Откуда у нас это? Идет недоверие к работе учителей, постоянно требуют отчеты, проверяют на качество… А нужно больше доверять, тогда он станет, повторю, ближе к детям, начнет больше времени уделять подготовке к урокам, общению с ребятами.
В чем преимущество нашего 2-го лицея-интерната Казани? Есть такая семейственность, администрация делала от себя все зависящее, чтобы у учителей было минимум вот этой бумажной волокиты. Я работал учителем математики, и у меня было достаточно времени ездить с детьми на турниры, проводить время вне уроков, общаться. Потому что я выполнял самый-самый минимум по этой отчетности. В школах этого не хватает.
— Вы полуфиналист «Лидеров России». Собираетесь еще участвовать, чтобы стать победителем?
— Мне этот конкурс очень понравился! Это совершенно другой конкурс, и он кардинально отличается от «Учителя года». Понравился сам полуфинал. Если раньше я соревновался с коллегами, то здесь уже были именно управленцы из таких крупных компаний, как МТС и Сбербанк. Поэтому, чтобы еще раз это ощутить, планирую снова поучаствовать.
Кстати, со многими из татарстанской команды, с кем мы ездили на полуфинал в Нижний Новгород, продолжаю общаться. Вообще, здорово было, нас здесь собрали, познакомили, провели тренинг. Это хороший нетворкинг. Этот конкурс я вообще всем советую. Самое интересное, что на момент участия я еще не был директором школы. Многие думают, что нужно обязательно быть управленцем с большим опытом, однако при желании и остальные могут поучаствовать.
— А вы расстроились, что не попали в финал?
— Я всегда немножко расстраиваюсь, но, во-первых, меня порадовало, что не хватило всего 2 баллов для попадания в финал. Во-вторых, на меня положительно повлияло, несмотря на то, что я не был крупной управленческой акулой, само участие в «Лидерах России». Порадовало, что чувствовал себя довольно уверенно и спокойно в некоторых моментах и управлял ситуацией, хотя был просто учителем. И хоть я не прошел дальше, все равно сделал для себя определенные выводы. Для меня это было очень полезно.
«Другая проблема — о ней мы тоже говорили — отсутствие мотивации, особенно когда речь заходит о предметной составляющей. Например у физики, химии и биологии есть лабораторная часть, у математики ее нет»
«Я сам стараюсь создать такой образ успешной профессии»
— Вы, рассказывая о конкурсе Global Teacher, в котором сейчас участвуете, говорили, что в заявке нужно было описать трудности работы учителя в стране, в регионе. Вы что написали?
— В этой анкете я в первую очередь написал именно о проблемах с документацией, бюрократизацией.
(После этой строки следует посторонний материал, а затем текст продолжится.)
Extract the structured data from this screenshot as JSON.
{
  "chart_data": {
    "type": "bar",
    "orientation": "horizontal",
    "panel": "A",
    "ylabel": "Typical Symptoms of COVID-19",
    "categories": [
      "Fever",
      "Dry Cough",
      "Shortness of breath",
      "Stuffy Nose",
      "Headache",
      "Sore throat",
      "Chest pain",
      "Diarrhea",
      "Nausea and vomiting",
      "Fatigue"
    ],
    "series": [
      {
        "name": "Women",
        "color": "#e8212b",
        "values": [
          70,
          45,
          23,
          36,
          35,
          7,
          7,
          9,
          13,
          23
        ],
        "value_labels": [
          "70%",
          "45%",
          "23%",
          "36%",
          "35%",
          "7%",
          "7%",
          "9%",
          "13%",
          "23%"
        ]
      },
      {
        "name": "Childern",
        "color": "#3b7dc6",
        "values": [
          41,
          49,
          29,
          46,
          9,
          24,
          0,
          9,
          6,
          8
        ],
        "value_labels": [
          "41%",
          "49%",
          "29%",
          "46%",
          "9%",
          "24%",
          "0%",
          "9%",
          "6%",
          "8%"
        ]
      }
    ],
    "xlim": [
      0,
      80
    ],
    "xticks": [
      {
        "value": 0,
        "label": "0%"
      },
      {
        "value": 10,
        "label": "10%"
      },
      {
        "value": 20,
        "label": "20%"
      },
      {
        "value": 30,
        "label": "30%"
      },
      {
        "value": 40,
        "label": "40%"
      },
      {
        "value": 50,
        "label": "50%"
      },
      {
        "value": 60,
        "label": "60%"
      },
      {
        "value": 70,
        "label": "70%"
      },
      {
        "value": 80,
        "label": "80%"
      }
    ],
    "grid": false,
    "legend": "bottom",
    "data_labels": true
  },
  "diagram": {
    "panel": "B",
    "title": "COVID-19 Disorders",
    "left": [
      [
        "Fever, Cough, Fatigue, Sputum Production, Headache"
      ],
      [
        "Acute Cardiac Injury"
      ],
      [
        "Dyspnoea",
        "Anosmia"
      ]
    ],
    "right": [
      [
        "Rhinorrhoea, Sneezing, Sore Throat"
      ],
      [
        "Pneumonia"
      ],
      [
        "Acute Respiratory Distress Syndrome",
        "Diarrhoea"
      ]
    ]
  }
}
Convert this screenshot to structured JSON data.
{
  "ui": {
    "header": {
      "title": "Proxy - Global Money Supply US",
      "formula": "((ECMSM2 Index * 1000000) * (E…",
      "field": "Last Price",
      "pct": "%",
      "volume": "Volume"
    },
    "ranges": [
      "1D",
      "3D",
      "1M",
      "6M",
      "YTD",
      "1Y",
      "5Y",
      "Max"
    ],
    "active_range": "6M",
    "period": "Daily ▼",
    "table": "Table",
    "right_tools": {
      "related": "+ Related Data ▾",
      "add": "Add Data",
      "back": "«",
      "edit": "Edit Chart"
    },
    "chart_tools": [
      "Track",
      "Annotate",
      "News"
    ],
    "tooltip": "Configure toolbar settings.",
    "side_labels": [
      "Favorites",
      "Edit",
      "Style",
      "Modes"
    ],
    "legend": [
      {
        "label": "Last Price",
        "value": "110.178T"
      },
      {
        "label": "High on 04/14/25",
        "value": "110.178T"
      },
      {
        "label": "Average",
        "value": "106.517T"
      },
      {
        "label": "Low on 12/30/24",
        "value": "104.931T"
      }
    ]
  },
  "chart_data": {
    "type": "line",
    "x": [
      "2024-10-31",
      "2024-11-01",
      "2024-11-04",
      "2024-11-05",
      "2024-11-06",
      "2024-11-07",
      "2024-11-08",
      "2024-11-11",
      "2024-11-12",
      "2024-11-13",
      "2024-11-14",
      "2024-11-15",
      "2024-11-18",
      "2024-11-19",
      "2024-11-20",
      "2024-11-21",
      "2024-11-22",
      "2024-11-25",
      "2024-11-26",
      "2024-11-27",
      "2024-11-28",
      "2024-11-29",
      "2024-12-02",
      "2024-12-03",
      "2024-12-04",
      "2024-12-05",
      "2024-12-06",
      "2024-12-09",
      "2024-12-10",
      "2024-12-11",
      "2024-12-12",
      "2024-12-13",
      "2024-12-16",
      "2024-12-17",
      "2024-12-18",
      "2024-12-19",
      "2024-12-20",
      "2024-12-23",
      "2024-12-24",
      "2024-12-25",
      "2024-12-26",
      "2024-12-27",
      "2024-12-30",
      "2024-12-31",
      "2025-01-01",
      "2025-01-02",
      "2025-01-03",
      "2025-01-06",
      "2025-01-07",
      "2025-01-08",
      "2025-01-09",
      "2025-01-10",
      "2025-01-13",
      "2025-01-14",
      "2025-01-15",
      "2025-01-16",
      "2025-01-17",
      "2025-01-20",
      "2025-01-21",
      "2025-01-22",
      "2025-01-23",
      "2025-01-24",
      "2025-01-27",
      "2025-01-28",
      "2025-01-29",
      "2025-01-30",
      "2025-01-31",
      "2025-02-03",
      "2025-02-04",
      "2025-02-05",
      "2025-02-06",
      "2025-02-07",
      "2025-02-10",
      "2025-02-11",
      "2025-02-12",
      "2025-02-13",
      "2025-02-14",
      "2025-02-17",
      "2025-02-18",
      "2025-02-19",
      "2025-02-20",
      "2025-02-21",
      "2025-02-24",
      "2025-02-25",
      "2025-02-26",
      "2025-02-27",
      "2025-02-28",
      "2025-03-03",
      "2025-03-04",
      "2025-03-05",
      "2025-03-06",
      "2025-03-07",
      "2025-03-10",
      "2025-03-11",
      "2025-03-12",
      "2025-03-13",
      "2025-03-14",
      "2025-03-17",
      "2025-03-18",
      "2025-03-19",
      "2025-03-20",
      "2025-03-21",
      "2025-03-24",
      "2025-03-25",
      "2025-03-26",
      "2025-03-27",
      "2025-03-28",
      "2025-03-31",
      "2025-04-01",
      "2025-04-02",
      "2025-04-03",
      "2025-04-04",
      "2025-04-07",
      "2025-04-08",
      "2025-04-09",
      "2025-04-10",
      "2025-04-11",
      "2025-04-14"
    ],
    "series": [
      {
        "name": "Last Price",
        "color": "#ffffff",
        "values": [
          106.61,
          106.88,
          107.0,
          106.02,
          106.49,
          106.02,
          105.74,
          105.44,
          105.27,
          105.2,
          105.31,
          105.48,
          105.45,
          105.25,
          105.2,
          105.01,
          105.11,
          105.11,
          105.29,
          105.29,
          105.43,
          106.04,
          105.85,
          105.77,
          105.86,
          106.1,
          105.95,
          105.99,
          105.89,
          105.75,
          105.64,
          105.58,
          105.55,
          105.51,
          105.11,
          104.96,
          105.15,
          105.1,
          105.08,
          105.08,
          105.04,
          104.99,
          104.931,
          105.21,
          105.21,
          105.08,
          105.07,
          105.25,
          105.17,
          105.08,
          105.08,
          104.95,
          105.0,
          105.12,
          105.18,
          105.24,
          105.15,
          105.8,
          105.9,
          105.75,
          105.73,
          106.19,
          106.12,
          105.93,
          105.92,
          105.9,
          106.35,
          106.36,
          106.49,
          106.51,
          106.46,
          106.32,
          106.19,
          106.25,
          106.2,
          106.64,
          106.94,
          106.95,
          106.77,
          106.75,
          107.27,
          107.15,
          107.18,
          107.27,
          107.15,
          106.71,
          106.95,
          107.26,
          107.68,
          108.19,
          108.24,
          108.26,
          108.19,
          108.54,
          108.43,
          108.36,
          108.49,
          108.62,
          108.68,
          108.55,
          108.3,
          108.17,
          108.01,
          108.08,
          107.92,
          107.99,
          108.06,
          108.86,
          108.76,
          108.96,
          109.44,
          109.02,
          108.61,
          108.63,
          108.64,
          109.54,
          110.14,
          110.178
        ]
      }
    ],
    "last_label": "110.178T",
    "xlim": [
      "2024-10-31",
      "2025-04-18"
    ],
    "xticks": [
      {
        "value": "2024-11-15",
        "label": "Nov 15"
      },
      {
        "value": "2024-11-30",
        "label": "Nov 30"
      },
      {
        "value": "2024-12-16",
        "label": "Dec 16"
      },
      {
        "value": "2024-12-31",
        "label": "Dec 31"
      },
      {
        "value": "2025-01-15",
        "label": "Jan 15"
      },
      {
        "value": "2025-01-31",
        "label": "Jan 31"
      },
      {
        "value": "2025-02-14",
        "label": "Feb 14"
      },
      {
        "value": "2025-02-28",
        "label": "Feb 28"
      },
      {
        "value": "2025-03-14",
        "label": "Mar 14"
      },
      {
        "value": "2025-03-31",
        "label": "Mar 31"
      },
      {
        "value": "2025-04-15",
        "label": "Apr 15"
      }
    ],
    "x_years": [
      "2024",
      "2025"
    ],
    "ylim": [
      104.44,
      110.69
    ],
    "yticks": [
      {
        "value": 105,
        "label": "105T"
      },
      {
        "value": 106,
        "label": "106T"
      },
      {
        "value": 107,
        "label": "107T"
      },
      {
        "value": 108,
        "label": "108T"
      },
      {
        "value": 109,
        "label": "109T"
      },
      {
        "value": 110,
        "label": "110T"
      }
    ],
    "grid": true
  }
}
И в качестве решения (а нужно было не просто обозначить существующие проблемы, но и способы, которые, по мнению конкурсанта, могут их решить) предложил мобильное приложение. На протяжении полутора лет я разрабатывал мобильное приложение для родителей, учителей и учеников, которое упрощает работу. По плану, когда все это пройдет апробацию, родители все примут, приложение должно самую сложную часть документации убрать.
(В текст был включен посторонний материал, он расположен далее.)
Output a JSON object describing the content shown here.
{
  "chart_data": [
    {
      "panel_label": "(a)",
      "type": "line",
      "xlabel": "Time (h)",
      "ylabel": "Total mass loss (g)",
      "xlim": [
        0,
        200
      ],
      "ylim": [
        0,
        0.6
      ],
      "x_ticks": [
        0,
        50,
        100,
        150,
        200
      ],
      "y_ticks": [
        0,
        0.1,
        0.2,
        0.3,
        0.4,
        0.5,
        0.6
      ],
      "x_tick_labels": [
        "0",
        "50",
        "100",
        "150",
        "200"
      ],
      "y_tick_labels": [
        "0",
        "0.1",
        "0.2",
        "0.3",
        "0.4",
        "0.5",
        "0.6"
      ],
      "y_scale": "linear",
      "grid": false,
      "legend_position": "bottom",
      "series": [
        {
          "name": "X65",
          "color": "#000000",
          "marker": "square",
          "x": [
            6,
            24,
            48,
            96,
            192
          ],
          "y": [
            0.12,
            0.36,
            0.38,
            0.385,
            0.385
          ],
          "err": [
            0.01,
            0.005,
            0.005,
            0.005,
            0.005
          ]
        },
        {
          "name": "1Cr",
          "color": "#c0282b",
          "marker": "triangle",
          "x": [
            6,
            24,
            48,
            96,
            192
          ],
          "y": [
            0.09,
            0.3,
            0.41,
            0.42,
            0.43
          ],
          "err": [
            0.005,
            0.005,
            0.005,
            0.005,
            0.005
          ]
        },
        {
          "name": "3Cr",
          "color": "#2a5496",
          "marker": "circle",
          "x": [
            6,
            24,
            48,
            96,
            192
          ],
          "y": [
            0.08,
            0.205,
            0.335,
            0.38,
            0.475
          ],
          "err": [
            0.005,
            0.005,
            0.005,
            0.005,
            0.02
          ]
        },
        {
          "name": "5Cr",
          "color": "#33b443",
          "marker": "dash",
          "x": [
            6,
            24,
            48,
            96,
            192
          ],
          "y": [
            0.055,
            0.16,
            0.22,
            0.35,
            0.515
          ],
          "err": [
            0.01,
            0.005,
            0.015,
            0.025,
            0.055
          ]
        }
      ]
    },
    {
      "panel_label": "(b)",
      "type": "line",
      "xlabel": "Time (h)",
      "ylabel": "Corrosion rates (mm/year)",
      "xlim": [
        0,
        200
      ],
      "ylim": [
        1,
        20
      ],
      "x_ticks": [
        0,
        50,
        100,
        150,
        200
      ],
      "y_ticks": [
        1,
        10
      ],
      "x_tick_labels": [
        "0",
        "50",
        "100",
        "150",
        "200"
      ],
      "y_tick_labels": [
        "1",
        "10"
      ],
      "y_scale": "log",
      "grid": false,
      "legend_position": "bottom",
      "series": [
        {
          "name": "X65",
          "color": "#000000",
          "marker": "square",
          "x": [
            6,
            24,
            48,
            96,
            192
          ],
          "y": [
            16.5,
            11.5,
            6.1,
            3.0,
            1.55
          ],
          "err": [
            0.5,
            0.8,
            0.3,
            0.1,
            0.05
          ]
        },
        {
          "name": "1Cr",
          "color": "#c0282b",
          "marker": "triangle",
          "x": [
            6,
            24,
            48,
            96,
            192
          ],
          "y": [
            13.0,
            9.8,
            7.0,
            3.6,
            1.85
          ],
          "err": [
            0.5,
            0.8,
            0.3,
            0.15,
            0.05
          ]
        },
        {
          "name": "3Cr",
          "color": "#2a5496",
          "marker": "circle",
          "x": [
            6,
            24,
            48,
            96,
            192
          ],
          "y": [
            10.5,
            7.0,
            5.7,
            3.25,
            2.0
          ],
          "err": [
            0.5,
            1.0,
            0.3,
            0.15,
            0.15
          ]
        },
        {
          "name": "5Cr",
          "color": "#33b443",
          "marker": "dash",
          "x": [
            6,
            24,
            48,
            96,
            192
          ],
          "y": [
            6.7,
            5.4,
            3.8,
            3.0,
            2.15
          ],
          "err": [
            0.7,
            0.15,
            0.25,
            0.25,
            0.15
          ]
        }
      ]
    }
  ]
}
Другая проблема — о ней мы тоже говорили — отсутствие мотивации, особенно когда речь заходит о предметной составляющей. Например, у физики, химии и биологии есть лабораторная часть, у математики ее нет. В России сейчас два популяризатора математики, на которых я опираюсь: Николай Николаевич Андреев и Алексей Владимирович Савватеев. Например, Андреев делает модельки, с помощью которых математику можно «потрогать». То есть он делает ее практико-ориентированным предметом, показывает, где ее в жизни можно применить. А то, что раньше нам говорили, мол, математика нужна только для того, чтобы тебя в супермаркете не обманули, — одно из самых неправильных объяснений.
Ну и важный у нас в стране вопрос — статус педагога и каким образом его поднять. Это я тоже обозначил как одну из проблем. Решение, во-первых, на личном примере. Я сам стараюсь создать такой образ успешной профессии, в которой можно себя раскрыть, самореализоваться. Во-вторых, я рассказал и о тех, кто, может быть, глядя на меня, стал учителем. Действительно, некоторые ученики у меня выбрали эту профессию. На уровне республики и всей страны я стараюсь формировать позитивный образ учителя. Вкратце примерно так.
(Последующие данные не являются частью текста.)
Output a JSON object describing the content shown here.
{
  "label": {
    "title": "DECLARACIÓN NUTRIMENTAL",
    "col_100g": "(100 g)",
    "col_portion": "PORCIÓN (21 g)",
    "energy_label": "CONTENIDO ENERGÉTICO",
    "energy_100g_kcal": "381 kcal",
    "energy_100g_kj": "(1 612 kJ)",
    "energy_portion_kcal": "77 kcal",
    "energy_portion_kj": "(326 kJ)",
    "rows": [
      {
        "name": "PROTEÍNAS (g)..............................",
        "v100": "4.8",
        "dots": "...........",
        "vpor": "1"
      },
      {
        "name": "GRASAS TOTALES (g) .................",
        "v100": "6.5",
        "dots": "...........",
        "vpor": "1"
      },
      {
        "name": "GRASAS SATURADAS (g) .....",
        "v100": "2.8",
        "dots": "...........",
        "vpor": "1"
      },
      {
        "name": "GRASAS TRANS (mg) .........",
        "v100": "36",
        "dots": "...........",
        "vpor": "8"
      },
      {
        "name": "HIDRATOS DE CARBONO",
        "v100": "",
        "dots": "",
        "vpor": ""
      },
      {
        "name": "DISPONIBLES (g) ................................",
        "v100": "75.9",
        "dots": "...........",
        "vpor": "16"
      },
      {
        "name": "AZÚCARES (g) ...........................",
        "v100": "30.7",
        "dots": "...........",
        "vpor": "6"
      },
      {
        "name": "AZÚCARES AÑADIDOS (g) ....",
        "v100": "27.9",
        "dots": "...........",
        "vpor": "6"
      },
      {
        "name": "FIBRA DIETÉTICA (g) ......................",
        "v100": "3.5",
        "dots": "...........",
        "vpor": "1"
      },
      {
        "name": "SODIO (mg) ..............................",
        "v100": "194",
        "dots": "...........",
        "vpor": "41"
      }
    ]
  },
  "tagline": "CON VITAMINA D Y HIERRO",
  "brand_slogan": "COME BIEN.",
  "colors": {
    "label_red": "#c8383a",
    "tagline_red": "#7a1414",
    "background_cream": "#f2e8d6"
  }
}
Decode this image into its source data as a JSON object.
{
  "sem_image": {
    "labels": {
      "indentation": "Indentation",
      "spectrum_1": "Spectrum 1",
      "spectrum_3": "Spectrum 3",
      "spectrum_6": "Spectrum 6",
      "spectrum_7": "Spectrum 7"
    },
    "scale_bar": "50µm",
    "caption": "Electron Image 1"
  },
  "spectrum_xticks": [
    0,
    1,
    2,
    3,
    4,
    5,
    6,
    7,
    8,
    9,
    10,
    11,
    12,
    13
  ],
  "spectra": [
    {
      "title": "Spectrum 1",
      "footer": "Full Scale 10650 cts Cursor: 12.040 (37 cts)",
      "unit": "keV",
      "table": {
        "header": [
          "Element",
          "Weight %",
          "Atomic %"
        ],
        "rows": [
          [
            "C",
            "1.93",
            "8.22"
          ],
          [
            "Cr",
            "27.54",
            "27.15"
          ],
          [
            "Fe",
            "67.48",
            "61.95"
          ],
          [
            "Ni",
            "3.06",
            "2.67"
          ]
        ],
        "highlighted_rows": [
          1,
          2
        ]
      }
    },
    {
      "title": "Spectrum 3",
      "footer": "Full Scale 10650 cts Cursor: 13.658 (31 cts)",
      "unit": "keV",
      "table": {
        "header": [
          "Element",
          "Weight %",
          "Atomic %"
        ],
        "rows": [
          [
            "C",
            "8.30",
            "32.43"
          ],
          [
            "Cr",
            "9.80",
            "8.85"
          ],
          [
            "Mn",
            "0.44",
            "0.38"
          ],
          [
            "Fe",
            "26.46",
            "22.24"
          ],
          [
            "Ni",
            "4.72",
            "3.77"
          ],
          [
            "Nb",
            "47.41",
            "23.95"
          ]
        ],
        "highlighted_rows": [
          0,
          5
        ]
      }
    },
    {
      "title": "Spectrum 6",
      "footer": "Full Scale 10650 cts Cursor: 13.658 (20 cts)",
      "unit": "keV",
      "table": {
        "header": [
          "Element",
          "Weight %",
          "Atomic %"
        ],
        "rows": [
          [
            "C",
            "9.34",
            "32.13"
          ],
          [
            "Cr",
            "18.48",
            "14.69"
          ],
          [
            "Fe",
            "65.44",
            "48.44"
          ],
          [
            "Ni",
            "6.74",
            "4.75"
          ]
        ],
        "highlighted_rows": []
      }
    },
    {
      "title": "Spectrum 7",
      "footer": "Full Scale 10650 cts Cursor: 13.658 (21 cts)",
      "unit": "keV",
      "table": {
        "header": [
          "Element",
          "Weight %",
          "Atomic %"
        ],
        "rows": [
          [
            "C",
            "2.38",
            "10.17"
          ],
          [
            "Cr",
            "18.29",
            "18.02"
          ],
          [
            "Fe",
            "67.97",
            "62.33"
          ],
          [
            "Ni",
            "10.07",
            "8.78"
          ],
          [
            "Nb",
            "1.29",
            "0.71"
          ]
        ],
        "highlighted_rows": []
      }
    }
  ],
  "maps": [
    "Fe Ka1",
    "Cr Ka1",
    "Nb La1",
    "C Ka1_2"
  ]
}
— Рядовой учитель обычной средней школы, прочитав наше с вами интервью, может подумать: «Вот сидит молодой человек, у него отличное образование, его отметила власть, дала хорошую должность, у него все отлично. А у меня 25 гопников в классе, которые ничего не хотят и кидают в меня мокрыми тряпками».
— Они так не смогут сказать, потому что до сентября этого года я работал таким же учителем, власть меня нигде не отмечала. А если посмотреть на лицей №2 Казани, то можно убедиться, что не настолько там шикарные условия, есть свои проблемы. Много можно искать причин, но все-таки решающим фактором является мировоззрение человека и отношение к тому, что происходит вокруг него. Знаю множество примеров учителей, которые сами для себя решают, как они относятся к этому всему.
Есть много педагогических кейсов, когда с неодаренными академически детьми тоже можно что-то выстроить. Это опять же зависит от желания, от подхода педагога. Каждый учитель сам для себя решает, призвание для него его профессия или нет. Если призвание, то своей позицией, своей работой он создает хороший кейс и родители, дети уходят благодарными. У нас в стране огромное количество учителей, от которых дети уходят с благодарностью.
— То есть любого ребенка можно заинтересовать учебой и все зависит только от педагога?
— Нельзя сказать любого, но в большей степени повлиять на это можно. К тебе приходят на урок 25 человек, они, по сути, полностью тебе отданы, и ты можешь говорить им что угодно. Дверь за учителем закрывается, и никакая проверка не сможет проследить, о чем вы там говорите. Дети сами, конечно, потом могут рассказать, но все же. Так что да, учитель может детей заинтересовать. И вообще, если ты пришел в эту профессию, причем осознанно, то, по идее, и это должен делать.
Естественно, много случаев когда в нашу профессию приходят, так скажем, не совсем по своей воле. Как раньше было? В педвузы поступали те, кто не смог поступить никуда. А потом из этих выпускников в школы приходили те, кто не смог никуда устроиться.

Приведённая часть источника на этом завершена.